Cryogenic energy storage works similarly to pumped hydro, but its location requirements are much more flexible. This means it can be located near power users. It also works well on a large scale and for long duration uses.

Alone, this system is not as efficient as some others, but using waste heat and cold in the process can improve its efficiency. The system is also relatively new, although it uses components of other, more established systems. This means it is not as well-developed as some other energy storage methods, but it may improve in the future.


The second most-used energy storage technique in the U.S. is thermal storage. Thermal storage keeps energy at a temperature that will be useful somewhere down the line.

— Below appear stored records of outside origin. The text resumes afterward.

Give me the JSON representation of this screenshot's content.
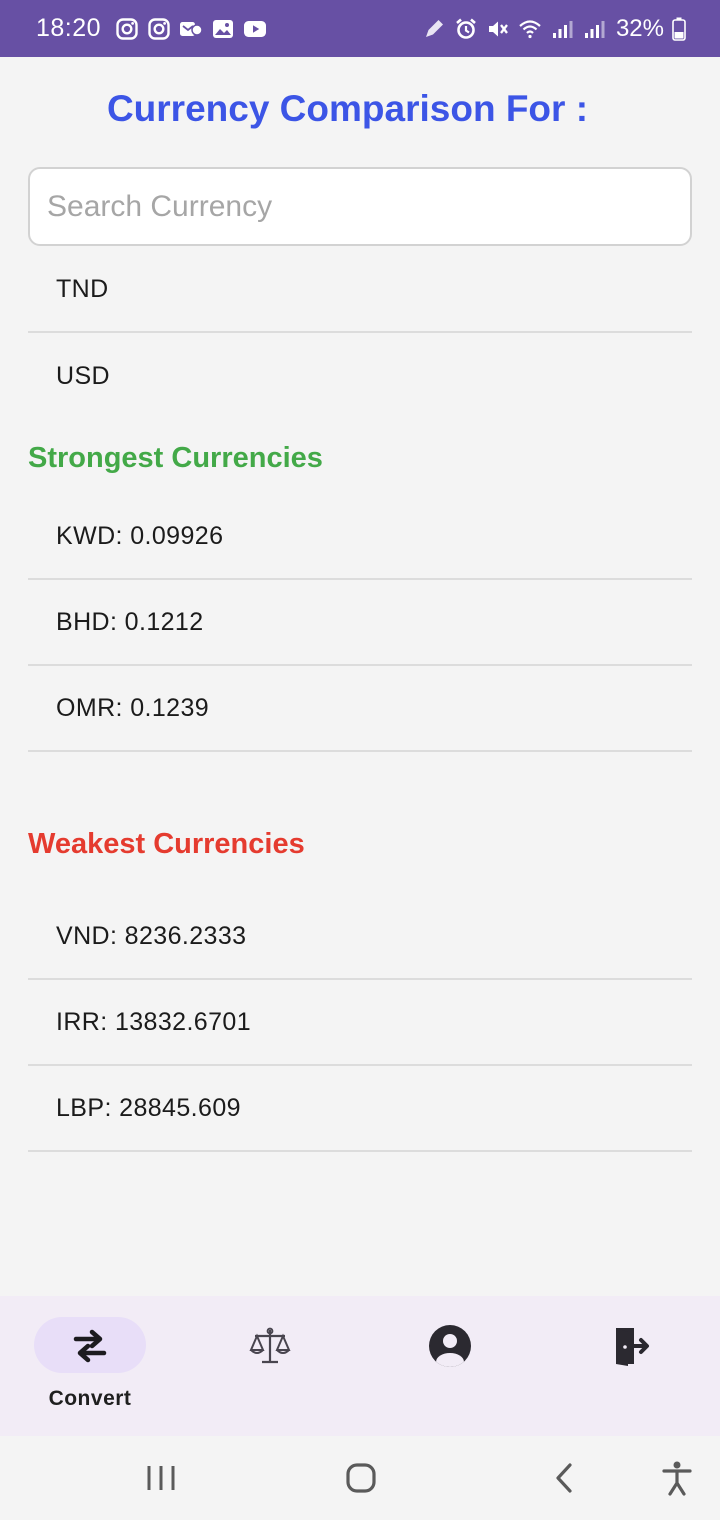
{
  "status_bar": {
    "time": "18:20",
    "battery": "32%",
    "background": "#6750a4",
    "left_icons": [
      "instagram-icon",
      "instagram-icon",
      "messenger-icon",
      "gallery-icon",
      "youtube-icon"
    ],
    "right_icons": [
      "pen-icon",
      "alarm-icon",
      "mute-icon",
      "wifi-icon",
      "signal-icon",
      "signal-icon",
      "battery-icon"
    ]
  },
  "title": "Currency Comparison For :",
  "search": {
    "placeholder": "Search Currency",
    "value": ""
  },
  "selected_currencies": [
    "TND",
    "USD"
  ],
  "strongest": {
    "title": "Strongest Currencies",
    "color": "#43a948",
    "items": [
      "KWD: 0.09926",
      "BHD: 0.1212",
      "OMR: 0.1239"
    ]
  },
  "weakest": {
    "title": "Weakest Currencies",
    "color": "#e53b2f",
    "items": [
      "VND: 8236.2333",
      "IRR: 13832.6701",
      "LBP: 28845.609"
    ]
  },
  "bottom_nav": {
    "items": [
      {
        "icon": "swap-arrows-icon",
        "label": "Convert",
        "active": true
      },
      {
        "icon": "scale-icon",
        "label": "",
        "active": false
      },
      {
        "icon": "account-circle-icon",
        "label": "",
        "active": false
      },
      {
        "icon": "logout-icon",
        "label": "",
        "active": false
      }
    ],
    "active_color": "#e8def8",
    "background": "#f2ecf6"
  },
  "system_nav": [
    "recents-icon",
    "home-icon",
    "back-icon",
    "accessibility-icon"
  ]
}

For example, one method involves using excess energy produced at night to freeze water into ice. During the next day, the cold acts as-as air conditioning.

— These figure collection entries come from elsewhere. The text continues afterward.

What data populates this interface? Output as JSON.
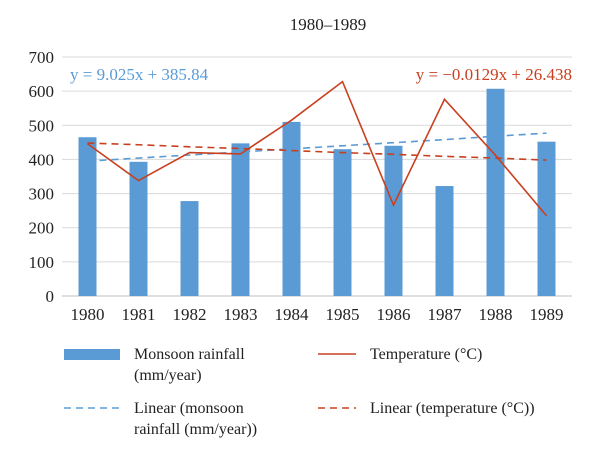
{
  "chart_data": {
    "type": "bar",
    "title": "1980–1989",
    "categories": [
      "1980",
      "1981",
      "1982",
      "1983",
      "1984",
      "1985",
      "1986",
      "1987",
      "1988",
      "1989"
    ],
    "ylim": [
      0,
      700
    ],
    "yticks": [
      0,
      100,
      200,
      300,
      400,
      500,
      600,
      700
    ],
    "grid": true,
    "series": [
      {
        "name": "Monsoon rainfall (mm/year)",
        "kind": "bar",
        "color": "#5b9bd5",
        "values": [
          465,
          393,
          278,
          447,
          510,
          430,
          440,
          322,
          607,
          452
        ]
      },
      {
        "name": "Temperature (°C)",
        "kind": "line",
        "color": "#c8401f",
        "values": [
          446,
          338,
          420,
          416,
          515,
          628,
          266,
          576,
          412,
          235
        ]
      },
      {
        "name": "Linear (monsoon rainfall (mm/year))",
        "kind": "trend",
        "style": "dashed",
        "color": "#5b9bd5",
        "values": [
          395,
          404,
          413,
          422,
          431,
          440,
          449,
          458,
          468,
          477
        ]
      },
      {
        "name": "Linear (temperature (°C))",
        "kind": "trend",
        "style": "dashed",
        "color": "#c8401f",
        "values": [
          448,
          443,
          437,
          432,
          426,
          420,
          415,
          409,
          404,
          398
        ]
      }
    ],
    "annotations": {
      "blue_equation": "y = 9.025x + 385.84",
      "red_equation": "y = −0.0129x + 26.438"
    },
    "legend": [
      {
        "label": "Monsoon rainfall\n(mm/year)",
        "swatch": "bar",
        "color": "#5b9bd5"
      },
      {
        "label": "Temperature (°C)",
        "swatch": "line",
        "color": "#c8401f"
      },
      {
        "label": "Linear (monsoon\nrainfall (mm/year))",
        "swatch": "dash",
        "color": "#5b9bd5"
      },
      {
        "label": "Linear (temperature (°C))",
        "swatch": "dash",
        "color": "#c8401f"
      }
    ]
  }
}
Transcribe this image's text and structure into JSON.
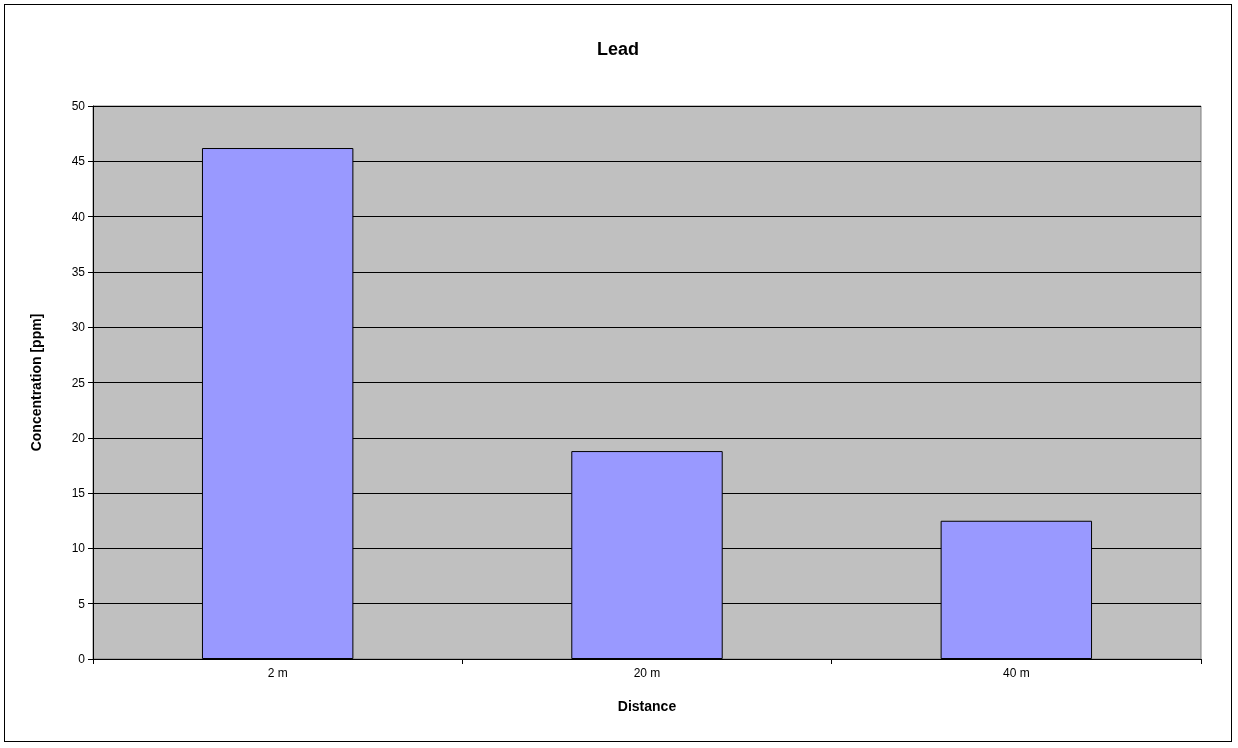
{
  "chart_data": {
    "type": "bar",
    "title": "Lead",
    "xlabel": "Distance",
    "ylabel": "Concentration [ppm]",
    "categories": [
      "2 m",
      "20 m",
      "40 m"
    ],
    "values": [
      46.2,
      18.8,
      12.5
    ],
    "color": "#9999ff",
    "ylim": [
      0,
      50
    ],
    "yticks": [
      0,
      5,
      10,
      15,
      20,
      25,
      30,
      35,
      40,
      45,
      50
    ],
    "grid": "y"
  }
}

In another system, solar energy is used to create molten salt. That heated salt is then used to create steam, which drives a turbine and generates power.

Other examples include heated water, rocks, gravel or concrete slabs.

Thermal heating methods are often relatively cheap and efficient, as well as environmentally friendly. They also work in a variety of places, including at the generating site and where the demand is.

One disadvantage is that some methods are less useful at certain times of the year. For example, air conditioning isn't needed in the winter, so ice energy storage systems aren’t used.

What's in store for energy storage?

Right now, engineers are utilizing a combination of different energy sources - battery, compressed air, hydroelectric, cryogenic and thermal - based on the location of the power system, to store the excess energy produced during renewable energy production to address current issues with emissions, security, distribution and peak demand.

Energy storage is one of the most promising sectors of the energy industry. It’s developing a broad range of possible solutions that have the power to improve our electrical grid, especially when paired with the power of renewable energy resources.  While our current solutions have their respective drawbacks, they are nonetheless impressive technologies. Plus, engineers keep experimenting with new techniques and technologies to improve the system.  

In the future, we could get our energy from microbes that convert methane into fuel or space-based solar power.  The industry is already discussing transitioning from traditional power plants to virtual power plants. Only time will tell which of these technologies gain popularity, but one thing is for certain, the potential for energy storage is a vast as the methods to produce that energy.


Heating uses an annualised 60% of household energy where I live in Sydney and a lot more than that in winter. A well insulated house would need to have stored perhaps 20 or 30kWh of energy for central heating on a cold, cloudy winter's day. This would be too expensive a storage method if implemented using batteries (more than $570 per kWh for a Lithium battery).

However there is a solution which radically reduces the overall cost by reducing the amount of battery storage required.

The solution is to store energy for heating as heat. Hot water storage (45 to 90 Celsius operating range) can store 52 kWh per 1000 litres, water is cheap ($2 / 1000 litres) so most of the cost is the tank. This can be a cheap unpressurised tank for hydronic heating or a normal mains pressure tank for the domestic hot water service. The tank needs to be well insulated of course but insulation is cheap.

Hot water running through wall-mounted radiators is used all over the world for central heating. Hot water at 90 Celsius is too hot to use in wall mounted radiators so a tempering valve mixes in cold water to reduce the temperature but this does not involve any energy loss.